Since then we’ve published a second collection – the Benjamin and Julia Stockton Rush Papers – in the new platform, but we’ve also done more extensive planning for the migration. We’ll divide the work into six-week phases or “supersprints” that overlay the shorter sprints of our software development cycle. The work will take longer than I suggested in October – we now project the bulk of it to be completed by the end of the fourth six-week phase, or toward the end of June of this year, with some continuing until deeper in the calendar year.

As it happens, today represents the rollover from Phase 1 to Phase 2 of our plan.  Phase 1 was relatively light in its payload. During the next phase – concluding in six weeks on March 28 – we plan to add 24 of the collections currently published in our older platform, as well as two new collections.

As team leader, I take upon myself the hugely important task of assigning mottos to each phase of the project. The motto for Phase 1 was “Plant the seeds in the bottle.” It derives from the story of David Latimer’s bottle garden, which he planted in 1960 and has not watered since Duke Law alum Richard Nixon was president.

This image from from the Friedrich Carl Peetz Photographs, along with many other items from our photography and manuscript collections, will be among those re-published in the Duke Digital Repository during Phase 2 of our migration process.

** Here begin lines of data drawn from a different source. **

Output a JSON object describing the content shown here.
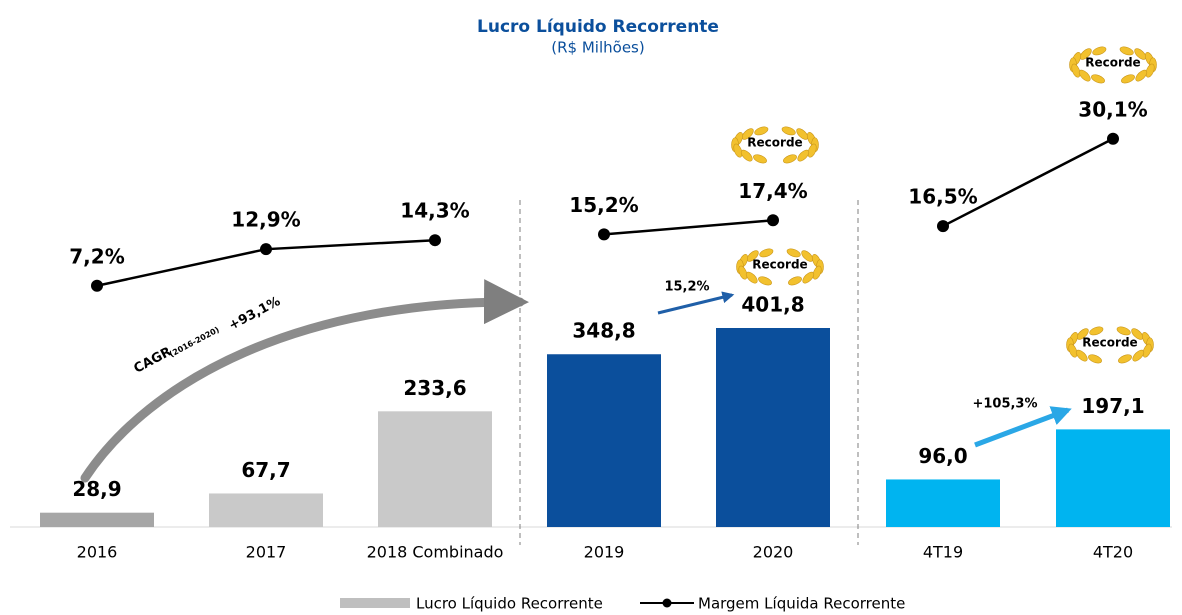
{
  "chart_data": {
    "type": "bar",
    "title": "Lucro Líquido Recorrente",
    "subtitle": "(R$ Milhões)",
    "categories": [
      "2016",
      "2017",
      "2018 Combinado",
      "2019",
      "2020",
      "4T19",
      "4T20"
    ],
    "series": [
      {
        "name": "Lucro Líquido Recorrente",
        "type": "bar",
        "color": "#bfbfbf",
        "colors": [
          "#a6a6a6",
          "#c9c9c9",
          "#c9c9c9",
          "#0b4f9c",
          "#0b4f9c",
          "#00b4f0",
          "#00b4f0"
        ],
        "values": [
          28.9,
          67.7,
          233.6,
          348.8,
          401.8,
          96.0,
          197.1
        ],
        "value_labels": [
          "28,9",
          "67,7",
          "233,6",
          "348,8",
          "401,8",
          "96,0",
          "197,1"
        ]
      },
      {
        "name": "Margem Líquida Recorrente",
        "type": "line",
        "color": "#000000",
        "values": [
          7.2,
          12.9,
          14.3,
          15.2,
          17.4,
          16.5,
          30.1
        ],
        "value_labels": [
          "7,2%",
          "12,9%",
          "14,3%",
          "15,2%",
          "17,4%",
          "16,5%",
          "30,1%"
        ]
      }
    ],
    "annotations": [
      "Recorde",
      "Recorde",
      "Recorde",
      "Recorde",
      "CAGR",
      "(2016-2020)",
      "+93,1%",
      "15,2%",
      "+105,3%"
    ]
  }
}
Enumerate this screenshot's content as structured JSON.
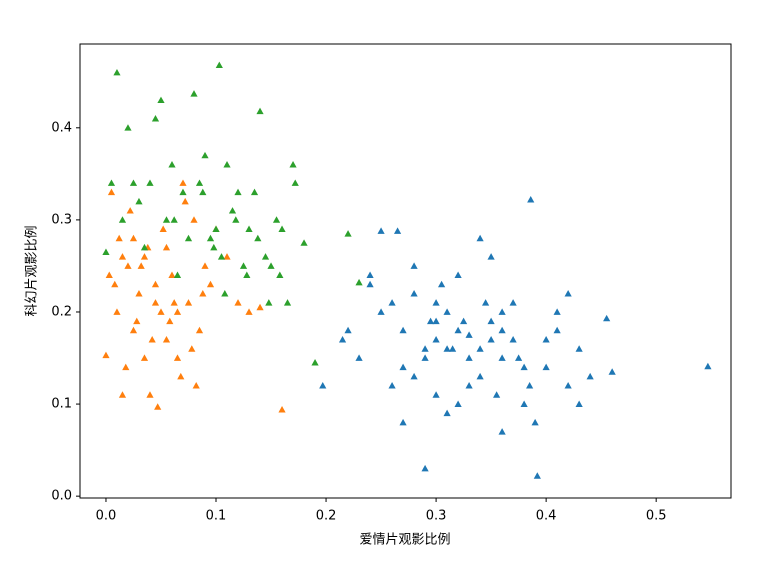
{
  "chart_data": {
    "type": "scatter",
    "marker": "triangle",
    "xlabel": "爱情片观影比例",
    "ylabel": "科幻片观影比例",
    "xlim": [
      -0.0236,
      0.568
    ],
    "ylim": [
      -0.002,
      0.491
    ],
    "xticks": [
      {
        "value": 0,
        "label": "0.0"
      },
      0.1,
      0.2,
      0.3,
      0.4,
      0.5
    ],
    "yticks": [
      {
        "value": 0,
        "label": "0.0"
      },
      0.1,
      0.2,
      0.3,
      0.4
    ],
    "series": [
      {
        "color": "#1f77b4",
        "x": [
          0.547,
          0.386,
          0.29,
          0.392,
          0.197,
          0.46,
          0.455,
          0.25,
          0.265,
          0.3,
          0.32,
          0.34,
          0.35,
          0.36,
          0.37,
          0.38,
          0.3,
          0.31,
          0.33,
          0.28,
          0.27,
          0.29,
          0.41,
          0.42,
          0.43,
          0.4,
          0.39,
          0.38,
          0.35,
          0.34,
          0.32,
          0.31,
          0.3,
          0.28,
          0.26,
          0.24,
          0.23,
          0.22,
          0.215,
          0.25,
          0.26,
          0.27,
          0.33,
          0.36,
          0.37,
          0.4,
          0.41,
          0.44,
          0.35,
          0.32,
          0.3,
          0.29,
          0.33,
          0.34,
          0.36,
          0.375,
          0.385,
          0.305,
          0.315,
          0.325,
          0.345,
          0.27,
          0.28,
          0.24,
          0.42,
          0.43,
          0.36,
          0.31,
          0.295,
          0.355
        ],
        "values": [
          0.141,
          0.322,
          0.03,
          0.022,
          0.12,
          0.135,
          0.193,
          0.288,
          0.288,
          0.21,
          0.18,
          0.16,
          0.19,
          0.15,
          0.17,
          0.14,
          0.17,
          0.2,
          0.12,
          0.22,
          0.18,
          0.15,
          0.18,
          0.12,
          0.1,
          0.17,
          0.08,
          0.1,
          0.26,
          0.28,
          0.1,
          0.09,
          0.11,
          0.13,
          0.21,
          0.23,
          0.15,
          0.18,
          0.17,
          0.2,
          0.12,
          0.08,
          0.15,
          0.07,
          0.21,
          0.14,
          0.2,
          0.13,
          0.17,
          0.24,
          0.19,
          0.16,
          0.175,
          0.13,
          0.18,
          0.15,
          0.12,
          0.23,
          0.16,
          0.19,
          0.21,
          0.14,
          0.25,
          0.24,
          0.22,
          0.16,
          0.2,
          0.16,
          0.19,
          0.11
        ]
      },
      {
        "color": "#ff7f0e",
        "x": [
          0.0,
          0.005,
          0.01,
          0.015,
          0.02,
          0.025,
          0.03,
          0.035,
          0.04,
          0.045,
          0.05,
          0.055,
          0.06,
          0.065,
          0.07,
          0.075,
          0.08,
          0.085,
          0.09,
          0.095,
          0.1,
          0.11,
          0.12,
          0.13,
          0.14,
          0.16,
          0.047,
          0.018,
          0.008,
          0.028,
          0.038,
          0.058,
          0.068,
          0.078,
          0.088,
          0.012,
          0.022,
          0.032,
          0.042,
          0.052,
          0.062,
          0.072,
          0.082,
          0.003,
          0.015,
          0.025,
          0.035,
          0.045,
          0.055,
          0.065
        ],
        "values": [
          0.153,
          0.33,
          0.2,
          0.11,
          0.25,
          0.28,
          0.22,
          0.26,
          0.11,
          0.23,
          0.2,
          0.17,
          0.24,
          0.15,
          0.34,
          0.21,
          0.3,
          0.18,
          0.25,
          0.23,
          0.29,
          0.26,
          0.21,
          0.2,
          0.205,
          0.094,
          0.097,
          0.14,
          0.23,
          0.19,
          0.27,
          0.19,
          0.13,
          0.16,
          0.22,
          0.28,
          0.31,
          0.25,
          0.17,
          0.29,
          0.21,
          0.32,
          0.12,
          0.24,
          0.26,
          0.18,
          0.15,
          0.21,
          0.27,
          0.2
        ]
      },
      {
        "color": "#2ca02c",
        "x": [
          0.01,
          0.103,
          0.19,
          0.05,
          0.08,
          0.045,
          0.14,
          0.02,
          0.03,
          0.06,
          0.07,
          0.09,
          0.1,
          0.11,
          0.12,
          0.13,
          0.15,
          0.16,
          0.17,
          0.18,
          0.005,
          0.015,
          0.025,
          0.035,
          0.055,
          0.065,
          0.075,
          0.085,
          0.095,
          0.105,
          0.115,
          0.125,
          0.135,
          0.145,
          0.155,
          0.165,
          0.04,
          0.062,
          0.088,
          0.098,
          0.108,
          0.118,
          0.128,
          0.138,
          0.148,
          0.158,
          0.172,
          0.0,
          0.22,
          0.23
        ],
        "values": [
          0.46,
          0.468,
          0.145,
          0.43,
          0.437,
          0.41,
          0.418,
          0.4,
          0.32,
          0.36,
          0.33,
          0.37,
          0.29,
          0.36,
          0.33,
          0.29,
          0.25,
          0.29,
          0.36,
          0.275,
          0.34,
          0.3,
          0.34,
          0.27,
          0.3,
          0.24,
          0.28,
          0.34,
          0.28,
          0.26,
          0.31,
          0.25,
          0.33,
          0.26,
          0.3,
          0.21,
          0.34,
          0.3,
          0.33,
          0.27,
          0.22,
          0.3,
          0.24,
          0.28,
          0.21,
          0.24,
          0.34,
          0.265,
          0.285,
          0.232
        ]
      }
    ]
  }
}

Imagine, I said to the group, we are creating self-sustaining environments for our collections, that we can stash under the staircase next to the wine rack. Maybe we tend to them once or twice, but they thrive without our constant curation and intervention. Everyone sort of looked at me as if I had suggested using a guillotine as a bagel slicer for a staff breakfast event. But they’re all good sports. We hunkered down, and expect to publish one new collection, and re-publish two of the older collections, in the new platform this week.

The motto for Phase 2 is “Move the needle.” The object here is to lean on our work in Phase 1 to complete a much larger batch of materials. We’ll extend our work on photography collections in Phase 1 to include many of the existing photography collections. We’ll also re-publish many of the “manuscript collections,” which is our way of referring to the dozen or so collections that we previously published by embedding content in collection guides.

If we are successful in this approach, by the end of Phase 2, we’ll have completed a significant portion of the digital collections migrated to the Duke Digital Repository. Each collection, presumably, will flourish, sealed in a fertile, self-regulating environment, like bottle gardens, or wine.

Here’s a page where we’ll track progress.

As we’ve written previously, we’re in the process of re-digitizing the William Gedney Photographs, so they will not be migrated to the Duke Digital Repository in Phase 2, but will wait until we’ve completed that project.